Su voz amada se transformó de repente en una sentencia de muerte. Apenas oía las palabras, sólo entendía su significado. Se ha acabado. Se ha acabado. Se ha acabado. Balbuceé sin parar. No podía dejar de hablar. Ella guardaba silencio, y yo me imaginaba sus ojos mirándome sin piedad. Tenía la cabeza llena de palabras horribles, y en mis labios sólo había una voluntad cada vez más pequeña de convencerla. "Si te tuviera aquí, no habría podido decírtelo". No lo digas. No lo hagas. No te vayas.

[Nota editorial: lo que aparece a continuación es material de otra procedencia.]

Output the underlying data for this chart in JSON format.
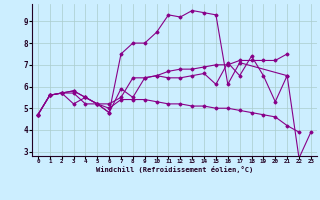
{
  "xlabel": "Windchill (Refroidissement éolien,°C)",
  "background_color": "#cceeff",
  "grid_color": "#aacccc",
  "line_color": "#880088",
  "xlim": [
    -0.5,
    23.5
  ],
  "ylim": [
    2.8,
    9.8
  ],
  "yticks": [
    3,
    4,
    5,
    6,
    7,
    8,
    9
  ],
  "xticks": [
    0,
    1,
    2,
    3,
    4,
    5,
    6,
    7,
    8,
    9,
    10,
    11,
    12,
    13,
    14,
    15,
    16,
    17,
    18,
    19,
    20,
    21,
    22,
    23
  ],
  "lines": [
    {
      "x": [
        0,
        1,
        2,
        3,
        4,
        5,
        6,
        7,
        8,
        9,
        10,
        11,
        12,
        13,
        14,
        15,
        16,
        17,
        18,
        19,
        20,
        21,
        22
      ],
      "y": [
        4.7,
        5.6,
        5.7,
        5.7,
        5.2,
        5.2,
        5.0,
        5.4,
        5.4,
        5.4,
        5.3,
        5.2,
        5.2,
        5.1,
        5.1,
        5.0,
        5.0,
        4.9,
        4.8,
        4.7,
        4.6,
        4.2,
        3.9
      ]
    },
    {
      "x": [
        0,
        1,
        2,
        3,
        4,
        5,
        6,
        7,
        8,
        9,
        10,
        11,
        12,
        13,
        14,
        15,
        16,
        17,
        18,
        19,
        20,
        21
      ],
      "y": [
        4.7,
        5.6,
        5.7,
        5.8,
        5.5,
        5.2,
        4.8,
        5.9,
        5.5,
        6.4,
        6.5,
        6.4,
        6.4,
        6.5,
        6.6,
        6.1,
        7.1,
        6.5,
        7.4,
        6.5,
        5.3,
        6.5
      ]
    },
    {
      "x": [
        0,
        1,
        2,
        3,
        4,
        5,
        6,
        7,
        8,
        9,
        10,
        11,
        12,
        13,
        14,
        15,
        16,
        17,
        21,
        22,
        23
      ],
      "y": [
        4.7,
        5.6,
        5.7,
        5.8,
        5.5,
        5.2,
        4.8,
        7.5,
        8.0,
        8.0,
        8.5,
        9.3,
        9.2,
        9.5,
        9.4,
        9.3,
        6.1,
        7.1,
        6.5,
        2.7,
        3.9
      ]
    },
    {
      "x": [
        0,
        1,
        2,
        3,
        4,
        5,
        6,
        7,
        8,
        9,
        10,
        11,
        12,
        13,
        14,
        15,
        16,
        17,
        18,
        19,
        20,
        21
      ],
      "y": [
        4.7,
        5.6,
        5.7,
        5.2,
        5.5,
        5.2,
        5.2,
        5.5,
        6.4,
        6.4,
        6.5,
        6.7,
        6.8,
        6.8,
        6.9,
        7.0,
        7.0,
        7.2,
        7.2,
        7.2,
        7.2,
        7.5
      ]
    }
  ]
}
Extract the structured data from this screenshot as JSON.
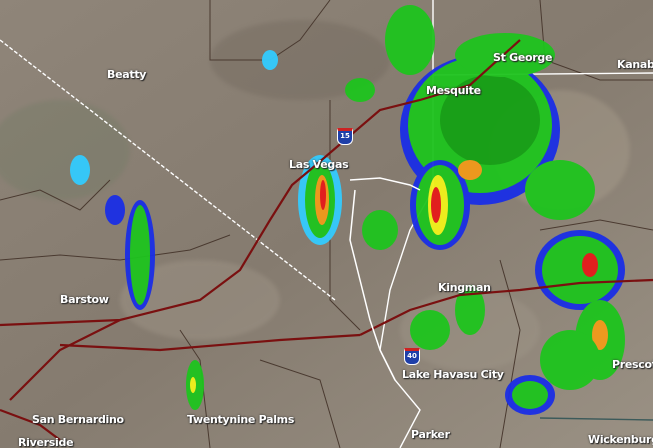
{
  "map": {
    "type": "weather-radar",
    "cities": [
      {
        "name": "Beatty"
      },
      {
        "name": "Las Vegas"
      },
      {
        "name": "Mesquite"
      },
      {
        "name": "St George"
      },
      {
        "name": "Kanab"
      },
      {
        "name": "Kingman"
      },
      {
        "name": "Barstow"
      },
      {
        "name": "Lake Havasu City"
      },
      {
        "name": "Prescott"
      },
      {
        "name": "San Bernardino"
      },
      {
        "name": "Riverside"
      },
      {
        "name": "Twentynine Palms"
      },
      {
        "name": "Parker"
      },
      {
        "name": "Wickenburg"
      }
    ],
    "highways": [
      {
        "label": "15"
      },
      {
        "label": "40"
      }
    ],
    "colors": {
      "terrain": "#8a8073",
      "road": "#7a1010",
      "state_line": "#ffffff",
      "radar_light_blue": "#33ccff",
      "radar_blue": "#1a2ee6",
      "radar_green": "#1ec41e",
      "radar_dark_green": "#0e8a0e",
      "radar_yellow": "#f2f21a",
      "radar_orange": "#f29a1a",
      "radar_red": "#e61a1a"
    }
  }
}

No encontrarás a nadie como yo. Tienes en mí la oportunidad de tu vida, y la estás desperdiciando.
Colgamos.
Me rompí.
Y te dejé el corazón en tus manitas, aunque no te diste cuenta.
Me diste el mayor desgarro que he sentido jamás, y te aseguro que cada día sigo agradeciéndolo. No podría haber sido de otra manera, luzdemivida, teníamos que sentirlo así. Arrepentimientos, las dos tenemos para dar y regalar. Pero nos tuvimos desde el principio. Me prendaste con tu aura pálida, y tus ojos tristes. Te encandilé con mi suavidad. Algún día, tal vez, consiga hacer que lo sientas como realmente es, sin frivolizarlo. Sin poesía, incluso, porque no hace falta.
Pero no lo puedo evitar.
Porque, como la primera vez que lo leí, hace tres años, Nabokov sigue hablando de ti, de tu frialdad, de tu calidez, de tus ojos imposibles y tu corazón impenetrable. Sólo que yo sí consigo entrar.
Y tres años después, te quiero.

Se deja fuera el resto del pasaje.